The show is just as valuable in this decade as it was in the 1990s—even today, interest in S.T.E.M. fields still needs a large push at the early childhood level. The original series and the reboot both accomplish this by actively seeking to spark children’s curiosities in the natural world in a way that is both fun and educational. Additionally, many of the moral themes retain both their strength and significance between the two series. Children viewers are still reminded to question everything, to delve into the hidden connections in their everyday lives. One of the best examples of this would be the season one episode “Carlos Gets a Sneeze,” which honestly taught me more about allergies than I probably would ever have known otherwise, even after Intro Bio. The episode encourages the students to take a closer look into what causes something as simple as Carlo’s sneeze, despite their assumptions.
Additionally, the show still presses the fundamental elements of the scientific method: to make educated guesses, to find out the facts, to figure things out as you go along, and most importantly, to trust the process of discovery. This is one of the most moralizing messages that both series have consistently offered to their children viewers over the years: Ms. Frizzle and her magic school bus, through their adventures, embody the mantra that “anything is possible.”

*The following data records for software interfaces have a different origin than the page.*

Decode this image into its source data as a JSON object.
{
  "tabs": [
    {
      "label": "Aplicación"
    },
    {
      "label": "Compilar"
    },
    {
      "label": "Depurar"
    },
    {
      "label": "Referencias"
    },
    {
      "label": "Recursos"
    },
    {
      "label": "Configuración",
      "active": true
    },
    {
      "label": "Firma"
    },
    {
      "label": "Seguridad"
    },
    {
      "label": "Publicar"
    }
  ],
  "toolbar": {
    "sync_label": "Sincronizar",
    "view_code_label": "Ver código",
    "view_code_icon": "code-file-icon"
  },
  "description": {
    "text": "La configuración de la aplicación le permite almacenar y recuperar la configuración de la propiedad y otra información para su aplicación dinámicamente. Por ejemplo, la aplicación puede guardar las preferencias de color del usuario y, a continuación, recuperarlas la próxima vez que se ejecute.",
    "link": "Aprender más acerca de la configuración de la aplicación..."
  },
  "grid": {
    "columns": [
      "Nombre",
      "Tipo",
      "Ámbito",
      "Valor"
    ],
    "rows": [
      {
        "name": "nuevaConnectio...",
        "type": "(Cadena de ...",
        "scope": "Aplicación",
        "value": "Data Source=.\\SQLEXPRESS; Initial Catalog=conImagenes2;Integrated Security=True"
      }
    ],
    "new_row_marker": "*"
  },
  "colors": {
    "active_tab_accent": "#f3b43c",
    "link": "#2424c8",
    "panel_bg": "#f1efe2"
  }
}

The course of a regular school day was unpredictable: by the end of things you could end up lost in space, eaten by a whale, or being attacked by antihistamines—but there’s always a way out if you use your imagination, if you believe in the process, and you allow yourself a degree of trial and error. This is what made Ms. Frizzle into the hero that so many children of the 90s came to love and admire in their childhoods, and just as strongly today—but they can rest easy knowing that the new Ms. Frizzle still has that quirky, unorthodox, but brilliantly magic touch.
So seatbelts, everyone! With an anticipated third season of in Magic School Bus Rides Again predicted to be released in the next year or so, there’s plenty more adventures to be had—will any of them be normal? (despite Arnold’s classic wishes for “please just a regular field trip”) With the Frizz? No way!